Why Does Clean Markup Matter in Web Design?

Webdesigner Depot are on a roll at the moment, putting out some really useful and informative articles, covering some of the basics of good web practice. This latest article covers the practical, long-term benefits of using clean, maintainable  markup:

Mobile browsing is growing like Godzilla on atomic-steroids. Instead of being relegated to the jet-setting Blackberry addicts from 5 years ago, today everyone is using their phone to surf the web.

Assistive technology -screen readers for the blind and alternate interface devices for the handicapped- is common, and you don’t want to lose a sale or alienate traffic just because you didn’t take that into account.

Your site is likely to be translated into a half-dozen languages as readers from around the world find your content. Thanks to the Internet ArchiveGoogle’s cache and others, pages you publish today will be around for a long, long time even after they’ve been removed from your live site.

Clean markup and standards-compliance will go a long way to ensure your sites work in each of these scenarios.

Even if you’re a hardened web developer who knows your craft well, I think it’s always good to refresh your basic knowledge with articles like this: sometimes to reinforce your assertions and assumptions; and sometimes to pick up useful tidbits which have passed you by, or which you haven’t given much thought to.

Progressive Enhancement: Explained

Webdesigner Depot have a really well-written feature on the oft-misunderstood subject of progressive enhancement:

A lot of designers think progressive enhancement only benefits those users who are using outdated browsers, but other users benefit, too. Mobile browsers are the most likely to take full advantage of progressive enhancement. The reasons for this are two-fold. First, mobile browsers that don’t support CSS or JavaScript can still display the content of your site. While most modern smart phone browsers support at least one of those, not all browsers for basic cell phones do.

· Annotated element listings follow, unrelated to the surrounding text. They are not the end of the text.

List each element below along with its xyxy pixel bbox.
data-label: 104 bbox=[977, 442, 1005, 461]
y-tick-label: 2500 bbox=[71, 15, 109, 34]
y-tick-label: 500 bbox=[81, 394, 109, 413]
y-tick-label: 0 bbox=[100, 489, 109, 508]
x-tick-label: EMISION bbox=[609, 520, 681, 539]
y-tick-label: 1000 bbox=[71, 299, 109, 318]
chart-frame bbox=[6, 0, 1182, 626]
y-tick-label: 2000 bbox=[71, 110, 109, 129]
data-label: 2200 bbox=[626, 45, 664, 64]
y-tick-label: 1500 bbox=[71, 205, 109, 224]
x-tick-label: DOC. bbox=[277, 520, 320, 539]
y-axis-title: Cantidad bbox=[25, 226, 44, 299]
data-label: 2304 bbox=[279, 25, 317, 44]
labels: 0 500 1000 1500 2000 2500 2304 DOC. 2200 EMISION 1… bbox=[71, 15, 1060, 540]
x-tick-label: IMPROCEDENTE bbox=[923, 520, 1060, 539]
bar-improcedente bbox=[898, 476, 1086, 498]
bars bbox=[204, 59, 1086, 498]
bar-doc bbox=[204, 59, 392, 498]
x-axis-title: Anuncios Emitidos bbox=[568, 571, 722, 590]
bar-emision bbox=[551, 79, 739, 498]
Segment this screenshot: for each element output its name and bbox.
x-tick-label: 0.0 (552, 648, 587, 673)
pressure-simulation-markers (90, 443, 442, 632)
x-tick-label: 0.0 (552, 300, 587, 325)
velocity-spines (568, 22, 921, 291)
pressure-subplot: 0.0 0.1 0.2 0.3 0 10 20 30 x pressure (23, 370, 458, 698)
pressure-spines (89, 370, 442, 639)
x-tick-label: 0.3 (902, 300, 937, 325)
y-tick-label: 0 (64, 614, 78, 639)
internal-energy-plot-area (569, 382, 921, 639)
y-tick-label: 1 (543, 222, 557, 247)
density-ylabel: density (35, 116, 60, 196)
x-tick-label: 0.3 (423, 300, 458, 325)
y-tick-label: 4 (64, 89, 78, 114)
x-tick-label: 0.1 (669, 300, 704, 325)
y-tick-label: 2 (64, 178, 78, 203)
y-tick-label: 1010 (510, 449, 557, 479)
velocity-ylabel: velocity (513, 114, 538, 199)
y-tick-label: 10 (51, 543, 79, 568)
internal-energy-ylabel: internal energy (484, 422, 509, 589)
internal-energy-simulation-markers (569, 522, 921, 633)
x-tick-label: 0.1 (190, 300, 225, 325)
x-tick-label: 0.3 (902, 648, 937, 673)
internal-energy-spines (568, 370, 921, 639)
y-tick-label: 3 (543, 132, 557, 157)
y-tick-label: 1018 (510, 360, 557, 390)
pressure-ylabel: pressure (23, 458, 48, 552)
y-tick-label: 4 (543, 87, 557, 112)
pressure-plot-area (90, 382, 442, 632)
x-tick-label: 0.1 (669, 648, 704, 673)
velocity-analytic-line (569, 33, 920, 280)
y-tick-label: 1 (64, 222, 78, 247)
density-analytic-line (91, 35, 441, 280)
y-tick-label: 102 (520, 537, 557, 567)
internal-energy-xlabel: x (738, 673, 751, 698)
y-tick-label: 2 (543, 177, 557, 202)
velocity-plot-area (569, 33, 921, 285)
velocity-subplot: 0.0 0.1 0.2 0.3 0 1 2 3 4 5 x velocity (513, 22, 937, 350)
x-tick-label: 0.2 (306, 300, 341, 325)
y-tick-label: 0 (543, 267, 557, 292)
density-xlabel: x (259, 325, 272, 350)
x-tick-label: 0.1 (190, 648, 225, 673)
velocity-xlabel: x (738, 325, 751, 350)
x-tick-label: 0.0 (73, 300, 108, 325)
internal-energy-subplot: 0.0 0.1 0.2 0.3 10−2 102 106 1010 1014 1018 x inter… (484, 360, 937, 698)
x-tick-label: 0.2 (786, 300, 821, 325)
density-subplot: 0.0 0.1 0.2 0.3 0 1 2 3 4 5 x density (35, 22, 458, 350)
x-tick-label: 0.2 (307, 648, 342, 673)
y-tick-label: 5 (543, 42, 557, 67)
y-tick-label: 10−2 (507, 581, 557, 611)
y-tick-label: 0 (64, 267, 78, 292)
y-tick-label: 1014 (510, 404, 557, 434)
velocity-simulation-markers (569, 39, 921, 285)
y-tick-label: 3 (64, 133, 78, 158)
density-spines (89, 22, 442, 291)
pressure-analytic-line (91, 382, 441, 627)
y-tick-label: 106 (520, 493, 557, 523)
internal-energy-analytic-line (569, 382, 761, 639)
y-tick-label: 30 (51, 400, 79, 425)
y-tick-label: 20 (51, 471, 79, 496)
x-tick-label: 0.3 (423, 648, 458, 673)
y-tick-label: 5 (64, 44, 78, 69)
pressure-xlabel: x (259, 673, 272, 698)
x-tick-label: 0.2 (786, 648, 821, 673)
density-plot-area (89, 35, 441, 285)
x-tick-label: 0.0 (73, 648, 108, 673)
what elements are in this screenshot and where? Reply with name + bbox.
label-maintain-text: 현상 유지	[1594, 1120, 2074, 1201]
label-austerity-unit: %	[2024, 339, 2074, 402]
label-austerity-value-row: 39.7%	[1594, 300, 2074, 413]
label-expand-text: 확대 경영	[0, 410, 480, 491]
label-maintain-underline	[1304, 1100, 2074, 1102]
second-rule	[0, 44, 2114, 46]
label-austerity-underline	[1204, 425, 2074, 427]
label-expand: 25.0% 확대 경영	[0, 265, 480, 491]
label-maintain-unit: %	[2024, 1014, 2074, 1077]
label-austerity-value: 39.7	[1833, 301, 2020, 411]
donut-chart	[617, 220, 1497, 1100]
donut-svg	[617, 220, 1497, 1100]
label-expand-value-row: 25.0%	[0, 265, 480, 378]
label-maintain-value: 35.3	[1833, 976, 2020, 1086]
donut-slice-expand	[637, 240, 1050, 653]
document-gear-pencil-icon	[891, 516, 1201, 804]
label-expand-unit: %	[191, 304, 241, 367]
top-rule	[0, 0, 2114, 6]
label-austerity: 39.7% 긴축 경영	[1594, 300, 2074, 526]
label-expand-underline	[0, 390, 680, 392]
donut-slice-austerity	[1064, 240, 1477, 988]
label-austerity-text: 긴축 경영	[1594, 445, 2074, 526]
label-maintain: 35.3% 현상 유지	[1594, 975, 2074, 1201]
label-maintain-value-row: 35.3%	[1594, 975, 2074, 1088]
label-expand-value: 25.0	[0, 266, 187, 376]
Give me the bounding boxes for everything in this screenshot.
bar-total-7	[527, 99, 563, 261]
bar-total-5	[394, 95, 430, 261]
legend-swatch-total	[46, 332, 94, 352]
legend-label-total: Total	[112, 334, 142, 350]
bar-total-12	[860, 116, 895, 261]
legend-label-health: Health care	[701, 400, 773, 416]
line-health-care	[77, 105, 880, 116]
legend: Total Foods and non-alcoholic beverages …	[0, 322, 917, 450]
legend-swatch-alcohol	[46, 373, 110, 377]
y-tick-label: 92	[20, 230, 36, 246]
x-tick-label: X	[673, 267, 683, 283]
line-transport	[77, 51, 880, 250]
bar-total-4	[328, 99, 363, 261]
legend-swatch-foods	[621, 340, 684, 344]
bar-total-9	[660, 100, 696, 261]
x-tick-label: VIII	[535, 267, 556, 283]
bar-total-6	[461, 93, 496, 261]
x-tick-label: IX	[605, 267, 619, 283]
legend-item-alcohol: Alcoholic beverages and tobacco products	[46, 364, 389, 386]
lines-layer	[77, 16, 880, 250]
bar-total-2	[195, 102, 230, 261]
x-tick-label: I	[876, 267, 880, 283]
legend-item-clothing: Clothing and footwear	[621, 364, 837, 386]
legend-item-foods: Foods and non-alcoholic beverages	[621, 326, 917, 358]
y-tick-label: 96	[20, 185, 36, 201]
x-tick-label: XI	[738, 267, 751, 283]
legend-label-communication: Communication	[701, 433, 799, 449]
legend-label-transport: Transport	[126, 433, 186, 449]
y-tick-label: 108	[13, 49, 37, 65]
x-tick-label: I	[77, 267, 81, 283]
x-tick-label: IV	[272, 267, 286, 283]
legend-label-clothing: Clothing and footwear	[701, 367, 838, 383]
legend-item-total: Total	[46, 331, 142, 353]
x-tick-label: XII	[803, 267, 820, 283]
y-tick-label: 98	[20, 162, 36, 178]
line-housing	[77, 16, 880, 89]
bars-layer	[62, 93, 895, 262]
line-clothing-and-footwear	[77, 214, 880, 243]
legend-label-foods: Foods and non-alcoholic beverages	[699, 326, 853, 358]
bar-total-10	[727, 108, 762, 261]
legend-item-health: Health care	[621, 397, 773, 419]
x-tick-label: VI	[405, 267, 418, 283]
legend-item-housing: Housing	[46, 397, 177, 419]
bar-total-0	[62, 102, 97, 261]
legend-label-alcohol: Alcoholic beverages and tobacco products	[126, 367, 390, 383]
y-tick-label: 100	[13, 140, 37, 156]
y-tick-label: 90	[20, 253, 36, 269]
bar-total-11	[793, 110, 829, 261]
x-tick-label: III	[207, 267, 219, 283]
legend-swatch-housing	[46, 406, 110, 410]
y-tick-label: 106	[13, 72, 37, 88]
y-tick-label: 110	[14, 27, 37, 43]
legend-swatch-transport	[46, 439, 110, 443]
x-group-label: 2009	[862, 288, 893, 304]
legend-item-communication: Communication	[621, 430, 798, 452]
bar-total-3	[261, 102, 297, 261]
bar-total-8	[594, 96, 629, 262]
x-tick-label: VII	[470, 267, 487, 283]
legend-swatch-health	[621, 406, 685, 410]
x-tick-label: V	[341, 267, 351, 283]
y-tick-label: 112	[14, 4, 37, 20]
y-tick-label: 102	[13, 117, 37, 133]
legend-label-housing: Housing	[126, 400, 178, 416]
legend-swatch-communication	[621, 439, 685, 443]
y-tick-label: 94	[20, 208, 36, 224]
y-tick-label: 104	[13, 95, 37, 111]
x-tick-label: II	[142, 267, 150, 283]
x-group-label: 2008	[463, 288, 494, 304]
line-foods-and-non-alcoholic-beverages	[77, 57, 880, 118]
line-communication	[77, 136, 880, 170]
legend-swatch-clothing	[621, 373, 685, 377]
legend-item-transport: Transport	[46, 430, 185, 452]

It’s worth reading the whole article, which includes some very clearly explained advice, including how to sell the benefits of progressive enhancement to clients:

When working on your own, personal website projects, progressive enhancement is something you can implement without a problem. When dealing with clients, however, it can get a bit trickier. A lot of clients are still stuck on the idea that their website needs to appear exactly the same in every browser they’ve ever used. Ever.

Explain the benefits of progressive enhancement to your clients. Tell them that it’s faster and less expensive for them to have you design the site with progressive enhancement in mind, and that their visitors likely won’t care either way, as long as the content is available.

It’s worth noting that progressive enhancement is not the same thing as graceful degradation. This article from A List Apart explains it best:

Progressive enhancement focuses on the content. Note the difference: I didn’t even mention browsers.

Content is the reason we create websites to begin with. Some sites disseminate it, some collect it, some request it, some manipulate it, and some even do all of the above, but they all require it. That’s what makes progressive enhancement a more appropriate paradigm. It’s why Yahoo! swiftly adopted it and used it to create their Graded Browser Support strategy.